A significant shortcoming of our dashboard so far is that it only displays one dataset but does not update when we, for example, select other variables in the widgets. We solve this now with the update_data function and a for-loop. With the function, we change the data in our histogram/bar chart as well as the scatter plot. We obtain the currently selected variables in our widgets by accessing the value attribute. Then, we can update the dict for our data. For the histograms, it is crucial whether a categorical variable is present. We cover this case distinction with the if-condition, depending on the variable either the upper or lower diagram is updated. With the for-loop, the update_data function is executed as soon as a change occurs in one of our widgets.
def update_data(attrname, old, new):
"""Update data and labels"""
# Scatter diagram
scatter.xaxis.axis_label = select_x.value
scatter.yaxis.axis_label = select_y.value
x = select_x.value
y = select_y.value
source_scatter.data = dict(x=tips[x], y=tips[y])
# Bar chart
data_cat = tips[select_cat.value]
summary = data_cat.value_counts()
bar.x_range.factors = list(summary.index)
source_kat.data = dict(x=list(summary.index), top=summary.values)

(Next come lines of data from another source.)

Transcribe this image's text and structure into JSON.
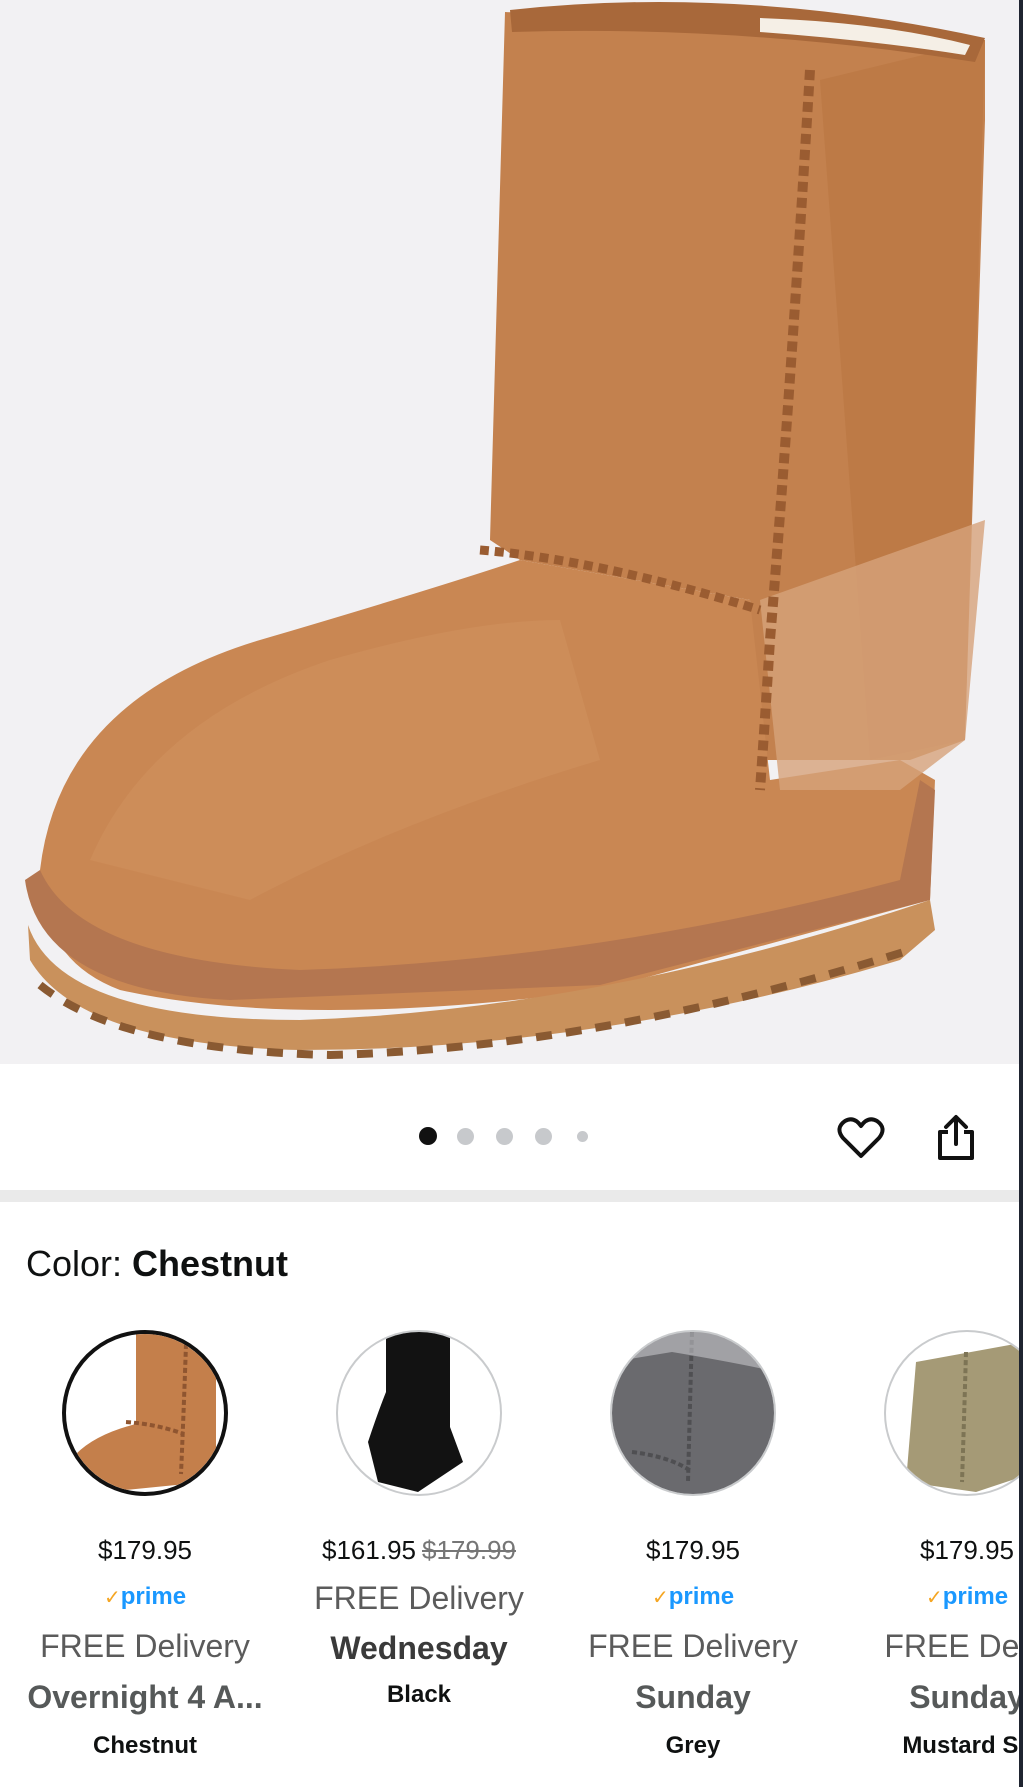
{
  "gallery": {
    "image_alt": "Short suede boot in chestnut color",
    "dots_total": 5,
    "dot_active_index": 0
  },
  "actions": {
    "favorite_icon": "heart-icon",
    "share_icon": "share-icon"
  },
  "color": {
    "label": "Color: ",
    "value": "Chestnut"
  },
  "variants": [
    {
      "price": "$179.95",
      "old_price": "",
      "prime": "prime",
      "delivery_label": "FREE Delivery",
      "delivery_day": "Overnight 4 A...",
      "color_name": "Chestnut",
      "boot_color": "#c47f4b",
      "selected": true
    },
    {
      "price": "$161.95",
      "old_price": "$179.99",
      "prime": "",
      "delivery_label": "FREE Delivery",
      "delivery_day": "Wednesday",
      "color_name": "Black",
      "boot_color": "#121212",
      "selected": false
    },
    {
      "price": "$179.95",
      "old_price": "",
      "prime": "prime",
      "delivery_label": "FREE Delivery",
      "delivery_day": "Sunday",
      "color_name": "Grey",
      "boot_color": "#67676b",
      "selected": false
    },
    {
      "price": "$179.95",
      "old_price": "",
      "prime": "prime",
      "delivery_label": "FREE Deliv",
      "delivery_day": "Sunday",
      "color_name": "Mustard Se",
      "boot_color": "#a59a76",
      "selected": false
    }
  ],
  "colors": {
    "prime_blue": "#1a98ff",
    "prime_check": "#f5a623",
    "chestnut": "#c47f4b"
  }
}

bar.xaxis.axis_label = select_cat.value
# Histogram
data_hist = tips[select_hist.value]
top_hist_new, x_hist_new = np.histogram(data_hist)
source_hist.data = dict(x=x_hist_new[:-1], top=top_hist_new)
hist.xaxis.axis_label = select_hist.value
for w in [select_hist, select_cat, select_x, select_y]:
w.on_change('value', update_data)
Thus, our dashboard is now complete and has achieved the goal. You can find the code for the finished dashboard in the file bokeh-dashboard-final.py under the following link and here it is in action:

Conclusion
In conclusion, we would like to draw a short conclusion about our dashboard. It has been shown that the following steps are necessary for an interactive Bokeh dashboard:
- Preparation of the data and creation of dictionaries
- Determination of the visualization and associated scales
- Addition of suitable widgets
- Definition of one or more functions for updating the diagrams
Once this basic framework is in place, you can expand your Bokeh dashboard with widgets and representations as desired. You should always keep the object-oriented working method in mind and be aware of the various classes and attributes of the objects. By implementing in Python, processing data, e.g., with the pandas library is easily possible. With Bokeh, you save yourself the effort of defining the layout in HTML code and also writing the interactions in JavaScript. Have fun creating your own dashboards!